A security slip-up by First American Title Insurance Co., one of the biggest title insurance companies in the US, exposed more than 885 million mortgage records to anyone with Internet access.
Ransomware attacks targeted the cities of Riviera Beach and Lake City, Florida and Baltimore, Maryland. The Florida cities were locked out of their computer networks. In Baltimore, residents lost access for weeks to basic city services housed online.
Report Reveals $45 Billion in Losses Due to Cybersecurity Incidents
According to a report released by the Internet Society’s Online Trust Alliance, cyber incidents in the US led to an estimated loss of $45 billion in 2018. The report found that the financial impact of ransomware cyberattacks rose by 60 percent, while financial losses from the compromise of business emails doubled and cryptojacking incidents more than tripled from the year before.
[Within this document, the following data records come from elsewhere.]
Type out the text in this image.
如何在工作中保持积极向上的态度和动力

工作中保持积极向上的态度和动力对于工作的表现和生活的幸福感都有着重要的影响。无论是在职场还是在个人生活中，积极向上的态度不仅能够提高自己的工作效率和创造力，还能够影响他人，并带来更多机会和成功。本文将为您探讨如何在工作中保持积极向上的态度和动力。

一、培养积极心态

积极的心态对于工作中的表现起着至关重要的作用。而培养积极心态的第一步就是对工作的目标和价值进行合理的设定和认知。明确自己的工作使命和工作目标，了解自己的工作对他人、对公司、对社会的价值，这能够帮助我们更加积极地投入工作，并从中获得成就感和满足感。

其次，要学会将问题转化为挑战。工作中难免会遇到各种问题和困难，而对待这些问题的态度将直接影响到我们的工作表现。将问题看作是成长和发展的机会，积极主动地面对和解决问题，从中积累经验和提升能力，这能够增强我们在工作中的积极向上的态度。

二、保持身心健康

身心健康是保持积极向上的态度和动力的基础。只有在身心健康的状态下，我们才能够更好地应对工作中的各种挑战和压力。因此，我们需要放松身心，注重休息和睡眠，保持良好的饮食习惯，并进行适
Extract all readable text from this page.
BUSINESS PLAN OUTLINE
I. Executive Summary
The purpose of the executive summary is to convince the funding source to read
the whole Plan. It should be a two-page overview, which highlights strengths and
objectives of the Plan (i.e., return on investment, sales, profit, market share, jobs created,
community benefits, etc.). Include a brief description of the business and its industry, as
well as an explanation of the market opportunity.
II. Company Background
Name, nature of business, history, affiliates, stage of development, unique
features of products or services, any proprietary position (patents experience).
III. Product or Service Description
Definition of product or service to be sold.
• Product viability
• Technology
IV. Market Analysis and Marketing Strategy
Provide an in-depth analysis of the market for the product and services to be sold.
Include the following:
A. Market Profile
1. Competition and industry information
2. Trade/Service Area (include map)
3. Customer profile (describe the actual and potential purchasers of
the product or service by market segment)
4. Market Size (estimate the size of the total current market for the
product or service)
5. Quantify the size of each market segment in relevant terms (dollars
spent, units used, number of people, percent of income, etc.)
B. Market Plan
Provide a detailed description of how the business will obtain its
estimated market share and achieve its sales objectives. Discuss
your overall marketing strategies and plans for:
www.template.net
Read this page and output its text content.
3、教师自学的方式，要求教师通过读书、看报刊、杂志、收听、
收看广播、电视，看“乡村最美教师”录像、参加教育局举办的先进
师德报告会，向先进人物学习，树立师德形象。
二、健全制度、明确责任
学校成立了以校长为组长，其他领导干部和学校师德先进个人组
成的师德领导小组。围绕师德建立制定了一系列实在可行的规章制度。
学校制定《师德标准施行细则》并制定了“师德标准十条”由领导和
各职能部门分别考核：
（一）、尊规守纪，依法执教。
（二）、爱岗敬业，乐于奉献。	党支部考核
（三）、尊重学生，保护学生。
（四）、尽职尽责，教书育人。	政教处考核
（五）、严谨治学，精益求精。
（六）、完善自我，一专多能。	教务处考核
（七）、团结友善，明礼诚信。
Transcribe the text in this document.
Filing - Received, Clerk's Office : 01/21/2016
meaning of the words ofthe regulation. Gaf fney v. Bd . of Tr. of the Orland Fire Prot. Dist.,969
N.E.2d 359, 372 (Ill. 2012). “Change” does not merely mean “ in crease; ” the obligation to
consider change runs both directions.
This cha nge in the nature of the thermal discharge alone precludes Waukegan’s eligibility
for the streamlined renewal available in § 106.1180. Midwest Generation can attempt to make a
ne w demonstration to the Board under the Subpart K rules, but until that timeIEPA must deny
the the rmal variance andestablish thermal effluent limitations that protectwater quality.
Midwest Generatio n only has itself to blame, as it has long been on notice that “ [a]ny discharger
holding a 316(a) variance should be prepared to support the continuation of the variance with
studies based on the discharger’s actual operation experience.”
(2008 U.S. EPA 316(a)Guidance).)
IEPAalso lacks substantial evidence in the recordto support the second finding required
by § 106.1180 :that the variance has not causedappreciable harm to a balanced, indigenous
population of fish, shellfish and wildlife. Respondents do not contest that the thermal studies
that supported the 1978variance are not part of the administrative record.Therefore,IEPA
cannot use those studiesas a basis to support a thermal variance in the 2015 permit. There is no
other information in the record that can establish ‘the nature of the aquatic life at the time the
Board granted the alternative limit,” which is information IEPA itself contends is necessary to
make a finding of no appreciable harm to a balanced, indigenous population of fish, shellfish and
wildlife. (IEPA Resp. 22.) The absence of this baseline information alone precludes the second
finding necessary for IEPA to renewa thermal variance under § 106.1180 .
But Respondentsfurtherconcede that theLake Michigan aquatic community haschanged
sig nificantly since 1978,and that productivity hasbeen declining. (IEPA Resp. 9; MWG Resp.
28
The report looked at the financial fallout from about 2 million cyber incidents including record exposures, ransomware attacks, data breaches and others. Overall data breaches leading to the exposure of personal records, however, went down in 2018 (a decrease of 35.9 percent). The report also found that 95 percent of data breaches were preventable through following “simple and common-sense approaches to improving security.”
The Growing Role of the Chief Data Officer
Part three in a series from the Cybersecurity Law Report covers the Chief Data Officer’s (CDO) role in complying with laws such as the CCPA and in connection with working with third parties. Though every company is different in how it structures its CDO role, there are some reporting structures, teams and collaborative efforts that work better than others. Many believe there needs to be direct communication to the very top, with the CDO reporting to the CEO or COO. The CDO should sit in a department or role that looks at the whole organization, rather than in a silo. The CDO team should include all the people who can leverage the different ways to make sure a company understands the risk of data and how to use the data in a way that drives value (e.g., engineers, data scientists, analysts, etc.). The size of the team doesn’t matter, but the scope of the role is important. Finally, it is important to obtain the necessary budget and support.